Prognostic PET/CT is superior to CT for follicular lymphoma

A retrospective study gauging the benefit of PET/CT after first-line therapy for follicular lymphoma in multi-center trials puts PET/CT on a pedestal above CT alone as a tool for gauging patients’ response to therapy and prospective survival, according to a study published Sept. 18 in The Lancet Haematology.

Judith Trotman, MBChB, director of the clinical research unit in the haematology department of the Concord Cancer Centre at Concord Hospital, University of Sydney, Australia, and colleagues evaluated the scans of 439 patients between December 2004 and September 2010 to assess concordance with progression-free survival and overall survival.

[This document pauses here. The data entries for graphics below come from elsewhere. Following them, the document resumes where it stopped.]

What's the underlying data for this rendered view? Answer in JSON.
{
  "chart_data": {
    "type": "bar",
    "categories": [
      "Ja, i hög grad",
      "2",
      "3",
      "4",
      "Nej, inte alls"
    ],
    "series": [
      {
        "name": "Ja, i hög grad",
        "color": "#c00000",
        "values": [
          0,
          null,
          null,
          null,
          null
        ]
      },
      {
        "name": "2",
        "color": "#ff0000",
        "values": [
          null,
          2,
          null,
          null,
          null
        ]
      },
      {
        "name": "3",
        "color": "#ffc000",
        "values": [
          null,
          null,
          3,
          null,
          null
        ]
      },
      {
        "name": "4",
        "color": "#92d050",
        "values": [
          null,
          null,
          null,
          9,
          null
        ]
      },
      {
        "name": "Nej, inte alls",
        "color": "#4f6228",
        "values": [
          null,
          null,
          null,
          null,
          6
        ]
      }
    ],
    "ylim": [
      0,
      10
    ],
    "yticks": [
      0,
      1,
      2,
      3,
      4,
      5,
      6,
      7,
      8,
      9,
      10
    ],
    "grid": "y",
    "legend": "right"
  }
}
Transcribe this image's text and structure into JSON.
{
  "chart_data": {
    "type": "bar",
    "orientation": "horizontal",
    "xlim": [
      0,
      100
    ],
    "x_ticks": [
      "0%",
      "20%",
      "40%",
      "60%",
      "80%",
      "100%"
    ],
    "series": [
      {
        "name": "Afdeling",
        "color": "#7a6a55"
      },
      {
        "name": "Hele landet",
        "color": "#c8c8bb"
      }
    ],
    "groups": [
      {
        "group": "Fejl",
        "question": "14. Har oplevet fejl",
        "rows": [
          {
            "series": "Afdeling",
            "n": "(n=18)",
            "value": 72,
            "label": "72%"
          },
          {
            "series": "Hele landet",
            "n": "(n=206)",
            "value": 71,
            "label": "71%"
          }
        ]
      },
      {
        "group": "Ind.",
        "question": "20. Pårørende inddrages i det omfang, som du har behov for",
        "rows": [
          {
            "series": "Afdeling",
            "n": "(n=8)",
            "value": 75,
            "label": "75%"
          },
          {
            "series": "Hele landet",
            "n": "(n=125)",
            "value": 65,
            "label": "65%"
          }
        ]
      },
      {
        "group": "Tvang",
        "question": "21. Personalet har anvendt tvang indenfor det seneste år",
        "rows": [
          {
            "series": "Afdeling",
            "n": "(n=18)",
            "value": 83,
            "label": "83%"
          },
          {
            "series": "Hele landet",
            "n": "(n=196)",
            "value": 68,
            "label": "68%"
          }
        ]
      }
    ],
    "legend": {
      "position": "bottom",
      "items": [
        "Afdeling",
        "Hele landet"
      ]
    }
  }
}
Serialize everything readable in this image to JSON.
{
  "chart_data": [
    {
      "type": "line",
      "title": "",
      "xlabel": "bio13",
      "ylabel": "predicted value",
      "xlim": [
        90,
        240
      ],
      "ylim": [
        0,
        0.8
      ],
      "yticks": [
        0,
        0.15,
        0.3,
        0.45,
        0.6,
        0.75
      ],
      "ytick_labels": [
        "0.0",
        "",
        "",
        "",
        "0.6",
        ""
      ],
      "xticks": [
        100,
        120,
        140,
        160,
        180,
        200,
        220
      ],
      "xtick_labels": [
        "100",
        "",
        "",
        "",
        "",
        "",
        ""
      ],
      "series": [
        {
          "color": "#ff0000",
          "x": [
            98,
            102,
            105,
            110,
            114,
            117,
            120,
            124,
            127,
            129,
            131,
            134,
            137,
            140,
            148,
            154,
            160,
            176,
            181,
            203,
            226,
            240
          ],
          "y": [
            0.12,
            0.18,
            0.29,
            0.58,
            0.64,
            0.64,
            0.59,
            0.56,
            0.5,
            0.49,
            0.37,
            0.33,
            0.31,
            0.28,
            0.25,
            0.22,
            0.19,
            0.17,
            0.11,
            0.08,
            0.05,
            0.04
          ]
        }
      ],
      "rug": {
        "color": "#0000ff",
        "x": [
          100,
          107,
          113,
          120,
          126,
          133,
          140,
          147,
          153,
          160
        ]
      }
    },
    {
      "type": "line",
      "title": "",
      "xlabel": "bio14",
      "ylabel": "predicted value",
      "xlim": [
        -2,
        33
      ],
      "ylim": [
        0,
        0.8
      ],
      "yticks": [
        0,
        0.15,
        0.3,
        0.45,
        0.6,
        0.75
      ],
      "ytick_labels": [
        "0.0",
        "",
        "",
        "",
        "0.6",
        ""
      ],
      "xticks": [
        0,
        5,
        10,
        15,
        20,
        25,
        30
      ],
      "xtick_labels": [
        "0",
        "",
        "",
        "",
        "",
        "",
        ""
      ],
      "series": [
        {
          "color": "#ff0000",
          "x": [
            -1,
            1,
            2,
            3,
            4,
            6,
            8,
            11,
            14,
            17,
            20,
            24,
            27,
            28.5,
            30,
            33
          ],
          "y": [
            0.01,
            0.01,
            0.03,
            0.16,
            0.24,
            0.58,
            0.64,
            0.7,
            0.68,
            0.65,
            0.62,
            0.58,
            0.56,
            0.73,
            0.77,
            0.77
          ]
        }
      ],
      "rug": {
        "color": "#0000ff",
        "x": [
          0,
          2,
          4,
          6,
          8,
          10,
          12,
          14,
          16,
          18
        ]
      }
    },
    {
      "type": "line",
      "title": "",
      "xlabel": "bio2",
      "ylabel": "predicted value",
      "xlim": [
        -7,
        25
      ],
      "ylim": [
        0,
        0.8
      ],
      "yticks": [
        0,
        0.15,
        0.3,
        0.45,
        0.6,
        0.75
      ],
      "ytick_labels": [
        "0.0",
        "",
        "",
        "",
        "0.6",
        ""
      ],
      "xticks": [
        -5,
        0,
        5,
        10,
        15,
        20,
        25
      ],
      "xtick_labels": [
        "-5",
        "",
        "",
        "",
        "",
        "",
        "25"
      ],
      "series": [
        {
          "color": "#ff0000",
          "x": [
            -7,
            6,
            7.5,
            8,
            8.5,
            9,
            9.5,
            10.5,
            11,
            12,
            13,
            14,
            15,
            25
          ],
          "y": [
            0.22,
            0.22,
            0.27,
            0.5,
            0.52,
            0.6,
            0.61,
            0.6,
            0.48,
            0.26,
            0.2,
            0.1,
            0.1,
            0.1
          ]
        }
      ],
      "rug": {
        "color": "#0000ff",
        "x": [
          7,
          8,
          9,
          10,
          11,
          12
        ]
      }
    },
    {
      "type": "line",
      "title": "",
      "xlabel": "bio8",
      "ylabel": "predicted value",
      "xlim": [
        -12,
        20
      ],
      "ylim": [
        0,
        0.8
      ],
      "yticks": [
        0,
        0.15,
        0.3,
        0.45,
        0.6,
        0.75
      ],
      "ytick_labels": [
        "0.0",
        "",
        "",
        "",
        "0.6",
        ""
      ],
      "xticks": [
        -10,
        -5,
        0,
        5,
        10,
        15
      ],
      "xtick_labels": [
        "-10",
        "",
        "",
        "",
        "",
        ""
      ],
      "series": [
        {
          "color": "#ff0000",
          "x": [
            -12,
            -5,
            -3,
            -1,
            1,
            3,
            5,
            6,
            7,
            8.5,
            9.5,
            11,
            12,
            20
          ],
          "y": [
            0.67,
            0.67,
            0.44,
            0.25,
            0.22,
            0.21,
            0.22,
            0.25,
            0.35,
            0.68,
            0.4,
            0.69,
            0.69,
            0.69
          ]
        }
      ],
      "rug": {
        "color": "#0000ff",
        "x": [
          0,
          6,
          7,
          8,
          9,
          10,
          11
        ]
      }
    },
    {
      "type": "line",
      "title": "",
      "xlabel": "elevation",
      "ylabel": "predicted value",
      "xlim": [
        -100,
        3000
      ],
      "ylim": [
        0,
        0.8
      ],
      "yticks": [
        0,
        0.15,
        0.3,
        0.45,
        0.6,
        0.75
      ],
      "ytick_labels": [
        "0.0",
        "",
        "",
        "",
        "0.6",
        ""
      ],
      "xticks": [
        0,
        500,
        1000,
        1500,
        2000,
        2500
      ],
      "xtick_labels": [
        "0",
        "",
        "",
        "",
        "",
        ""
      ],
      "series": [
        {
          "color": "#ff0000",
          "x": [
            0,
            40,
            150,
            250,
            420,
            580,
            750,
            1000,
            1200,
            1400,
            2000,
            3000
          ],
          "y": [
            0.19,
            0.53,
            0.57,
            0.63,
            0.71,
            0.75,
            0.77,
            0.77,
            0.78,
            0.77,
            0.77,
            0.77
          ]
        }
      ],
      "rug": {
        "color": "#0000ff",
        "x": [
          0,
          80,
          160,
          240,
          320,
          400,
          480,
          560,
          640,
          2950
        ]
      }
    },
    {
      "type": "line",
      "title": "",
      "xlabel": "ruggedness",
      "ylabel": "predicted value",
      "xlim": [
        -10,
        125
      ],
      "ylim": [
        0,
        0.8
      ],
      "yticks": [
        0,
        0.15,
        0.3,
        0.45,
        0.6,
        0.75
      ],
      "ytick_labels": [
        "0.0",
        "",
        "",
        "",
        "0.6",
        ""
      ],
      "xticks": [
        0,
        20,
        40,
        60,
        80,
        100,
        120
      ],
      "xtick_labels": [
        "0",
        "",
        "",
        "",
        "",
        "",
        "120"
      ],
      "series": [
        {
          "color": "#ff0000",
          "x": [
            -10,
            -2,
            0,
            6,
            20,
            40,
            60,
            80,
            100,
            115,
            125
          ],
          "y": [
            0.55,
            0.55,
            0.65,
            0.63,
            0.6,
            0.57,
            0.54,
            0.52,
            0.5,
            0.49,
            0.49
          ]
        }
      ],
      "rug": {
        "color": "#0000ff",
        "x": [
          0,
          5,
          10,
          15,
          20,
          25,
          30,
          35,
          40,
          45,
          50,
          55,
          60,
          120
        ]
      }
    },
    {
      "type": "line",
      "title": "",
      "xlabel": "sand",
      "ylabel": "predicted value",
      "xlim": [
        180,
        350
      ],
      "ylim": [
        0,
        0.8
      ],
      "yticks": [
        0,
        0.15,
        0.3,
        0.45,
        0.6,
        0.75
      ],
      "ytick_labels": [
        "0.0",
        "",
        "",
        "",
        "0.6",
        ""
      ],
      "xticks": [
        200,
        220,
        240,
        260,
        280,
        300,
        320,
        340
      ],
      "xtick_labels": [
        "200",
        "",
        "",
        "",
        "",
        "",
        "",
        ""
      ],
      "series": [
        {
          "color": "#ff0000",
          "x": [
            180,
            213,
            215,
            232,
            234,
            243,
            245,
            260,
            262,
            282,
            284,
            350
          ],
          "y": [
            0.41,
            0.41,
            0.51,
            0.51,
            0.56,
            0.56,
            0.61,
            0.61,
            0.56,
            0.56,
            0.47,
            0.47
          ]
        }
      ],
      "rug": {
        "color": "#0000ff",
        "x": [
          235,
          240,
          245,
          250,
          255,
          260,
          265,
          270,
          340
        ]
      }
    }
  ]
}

Results of the study indicated that PET/CT provided more useful information than CT for potential prognosis in follicular lymphoma.

“PET-CT rather than contrast-enhanced CT scanning should be considered as a new standard for response assessment of follicular lymphoma in clinical practice, and could help guide response-adapted therapy,” wrote the researchers.

Of the 439 patients reviewed, 249 received centrally reviewed post-induction scans. Of these 246 patients, a total of 41 had a positive PET scan, according to preset cutoff rates. The researchers conducted a pooled analysis of survival based on positive and negative scans at a median follow-up of about 55 months. About 23 percent of patients who tested positive on a PET/CT scan went on to remain cancer-progression free for four years, whereas about 63 percent of those who received a negative scan remained progression free for that four-year period.

Four-year overall survival was gauged at about 87 percent for those who tested positive vs. about 97 percent for those who received negative scans. CT was shown to be only “weakly predictive” of progression-free survival.